A banana a day can keep strokes at bay
A daily banana is a good way of warding off strokes, scientists at the Queen's Medical Center in Hawaii have found. An eight-year study of 5,600 men and women over 65 found those with the least potassium in their diet were 1.5 times more likely to have a stroke than those with the most. Bananas are a useful source of potassium.
(Daily Mail, Daily Telegraph)

Crowded classes add up to failure, says maths pioneer
The head of an internationally renowned centre for teaching maths has warned that standards in Britain are suffering because of overcrowded classrooms. Hiroshi Kumon, chairman of the Japanese Kumon Institute, said teachers could not deliver effective maths education in classes of 30 pupils.
(Independent)

Orwell's dirty secret
What happens when biographers discover something loathsome about their subject?

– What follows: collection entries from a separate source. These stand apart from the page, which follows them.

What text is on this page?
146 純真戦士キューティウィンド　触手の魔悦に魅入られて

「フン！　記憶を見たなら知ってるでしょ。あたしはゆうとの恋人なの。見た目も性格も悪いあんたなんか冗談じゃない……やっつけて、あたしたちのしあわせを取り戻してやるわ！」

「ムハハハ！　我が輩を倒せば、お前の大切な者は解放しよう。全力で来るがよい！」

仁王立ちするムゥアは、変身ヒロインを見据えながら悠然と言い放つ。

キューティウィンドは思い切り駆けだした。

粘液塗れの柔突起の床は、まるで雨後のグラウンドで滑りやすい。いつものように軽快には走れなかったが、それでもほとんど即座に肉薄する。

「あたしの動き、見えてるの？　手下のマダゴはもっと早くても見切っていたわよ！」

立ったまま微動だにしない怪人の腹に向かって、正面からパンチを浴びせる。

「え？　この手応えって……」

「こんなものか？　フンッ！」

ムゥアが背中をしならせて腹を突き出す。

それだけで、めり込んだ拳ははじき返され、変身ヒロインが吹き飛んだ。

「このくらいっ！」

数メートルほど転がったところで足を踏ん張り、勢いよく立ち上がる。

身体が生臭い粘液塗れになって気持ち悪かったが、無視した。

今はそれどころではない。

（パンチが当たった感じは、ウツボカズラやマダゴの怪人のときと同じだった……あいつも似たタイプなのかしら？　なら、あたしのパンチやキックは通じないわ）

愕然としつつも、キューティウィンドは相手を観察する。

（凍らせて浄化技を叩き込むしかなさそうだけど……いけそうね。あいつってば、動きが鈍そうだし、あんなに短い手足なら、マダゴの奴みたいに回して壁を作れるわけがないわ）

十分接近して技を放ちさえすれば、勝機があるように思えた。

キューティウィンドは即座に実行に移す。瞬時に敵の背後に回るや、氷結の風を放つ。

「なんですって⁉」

D. J. Taylor on the ugly side of a radical hero.
(Guardian)

Israeli writer calls on 'cowards' to act
Amos Oz, Israel's leading novelist, yesterday called Israeli and Palestinian leaders gutless cowards and said that the Middle East would eventually be divided 'into two separate family units, like a semi-detached house'.
(Guardian)

Passion play
Why David Mamet's Oleanna, which concerns the balance of power between a student and tutor, seems even more electric in today's academic climate than when it was first produced a decade ago.
(Guardian)

Thalidomide campaigner dies
Professor Richard Smithells, the award-winning paediatric researcher who fought for compensation for the victims of Thalidomide, has died aged 77.
(Times)

Lit.critic and gay campaigner dies
A. E. Dyson, literary critic and editor who opposed 'progressive' education and campaigned for reform of homosexual law, has died aged 73.